Did you know that 58% of people check their email first thing in the morning?
Why does that matter to you? Here’s the deal…email marketing is the most effective online marketing tactic. It’s the only way you can guarantee your content, message, promotion or product gets delivered to your audience and you don’t have to fight the algorithm like you do with social media.
I’m not saying you should ignore the other channels—social media is the second most effective, and content marketing is third. But in the always-connected, social-media centered world we live in, we tend to concentrate much more on that, and have pushed email marketing to the wayside.
So today I want you to take time to show some love to your email strategy. Ready? Let’s go!
Choose An Email Provider
First, do you have an email service provider? If not, that’s your first step. I love Mailchimp, but there are a lot of other services out there depending on your preference. The best part is Mailchimp is free up to 2,000 subscribers. So, if you are just starting out building your list, it’s always nice to start for free.
Build Your List
Next, you have to get people to opt-in to your emails and sign up for your list. There are a lot of ways to go about this. Here are some ideas to start:
- Add a sign up form to your website (p.s. you can create this form and grab the code from Mailchimp)
- Post about it on social media with a link to your sign up form
- If you have an existing or past customer list, you can send them a personal email saying you want to continue to keep in touch with them, and include a link to sign up in that email.
- Add the sign up link/form anywhere else your audience may see it (think email signature, Instagram profile, etc.)
Wondering why you have to get permission? Long story short, it’s the law! But it also means your audience is more likely to stick around because they chose to be part of it.
Decide How You Will Use Email Marketing
This step will look different depending on your business model and what you sell or provide, but there are a few basic option to start with:
- Email newsletter: often a monthly email where you share information/resources with your audience. Do you have a blog? Share your latest articles in this newsletter. Don’t have a blog? Let’s talk.
- Transactional emails: convert your audience to paying customers with transactional/promotional emails. Want to feature a specific product or service? Launching a new product or service? Highlight it in an email that you know will get delivered to your audience.

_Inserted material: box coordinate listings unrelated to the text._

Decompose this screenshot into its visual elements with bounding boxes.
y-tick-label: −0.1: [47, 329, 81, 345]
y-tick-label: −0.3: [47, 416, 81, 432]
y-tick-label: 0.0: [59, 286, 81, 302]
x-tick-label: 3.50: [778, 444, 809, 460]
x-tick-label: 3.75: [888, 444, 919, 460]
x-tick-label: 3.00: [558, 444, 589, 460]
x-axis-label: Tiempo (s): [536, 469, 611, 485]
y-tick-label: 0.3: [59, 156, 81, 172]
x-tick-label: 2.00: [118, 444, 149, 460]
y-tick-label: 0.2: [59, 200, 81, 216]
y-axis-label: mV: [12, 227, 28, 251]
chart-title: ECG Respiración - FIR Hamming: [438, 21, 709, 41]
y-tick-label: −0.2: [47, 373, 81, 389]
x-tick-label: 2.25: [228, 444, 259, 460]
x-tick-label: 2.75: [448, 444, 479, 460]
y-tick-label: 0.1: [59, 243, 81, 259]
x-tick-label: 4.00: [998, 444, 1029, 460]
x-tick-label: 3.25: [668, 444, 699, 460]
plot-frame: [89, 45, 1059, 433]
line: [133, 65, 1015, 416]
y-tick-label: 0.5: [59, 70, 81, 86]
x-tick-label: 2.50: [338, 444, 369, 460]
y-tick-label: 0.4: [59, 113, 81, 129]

- Automation series: automation is one of the most underutilized features of email marketing. Automation allows you to send a series of emails to your audience either when they join your list or based on behaviors they perform on your website or in emails. It can be as simple as resending an email to people who didn’t open your first email. Or as complicated as a 7-part drip campaign.
You can choose one of the models above to get started, or build a strategy that combines all of these types of emails. If you want to connect to develop a strategy that’s right for your business goals, let me know.
Design Your Templates
Email marketing tools like Mailchimp have predesigned templates to get you started, or you can hire someone to design professional, branded templates that you can use for your email marketing needs. Either way, stick with a consistent look and feel that is simple, easy to read, and on-brand.
Calls To Action
Ultimately you want people to do something with your emails and take some sort of action. As you think through your strategy and goals, don’t forget about what action you want your audience to take. Here are some examples:
- Buy Now
- Read More (don’t give everything away in your email…have them get the rest of what they want on your website)
- Watch Now (video)
- Book Your Tickets
- Save My Seat
- Register Now
- Connect With Us On _______(Facebook, Instagram, etc.)
Something to keep in mind with calls to action:
- Keep it simple
- Make it clear
- Deliver on the promise (don’t mislead people)
- Don’t overload your email with too many calls to action
- Use a button
Also remember not to overdo it and sound to pushy or sales-y. You want your audience to feel like they are getting something out of your email rather than just being sold to. Your focus should first be on being a valuable resource and providing something your audience wants/needs, and then serve up a relevant offer/call to action.
It doesn’t matter how great your call to action is or how beautiful your template is if no one opens your email, right? A strong subject line is what is going to cut through the inbox clutter and get people to open your email. It may sound crazy, but you really should spend as much time developing your subject line as you do on the email. If no one opens it, all the time spent on the actually email will be for nothing.
Spend time thinking about the emails that YOU open. What about them catches your attention?
The best subject lines spark interest and excitement and also make us curious about what’s inside. You can add personalization, ask a question, or share a headline. As with calls to action, you need to deliver on what you say in the subject line. Don’t just create a catchy subject line for open rates (you’re not the National Enquirer).
Want to dive deeper into writing subject lines that people actually open? Download this FREE GUIDE.
As with all marketing, consistency is key. If you plan to send 1 email a month, send 1 email a month. Don’t get overly excited and decide you are going to send weekly emails if it isn’t realistic. You’ll start out great and then get overwhelmed and quit all together. Be realistic about what you can do and then stick with it!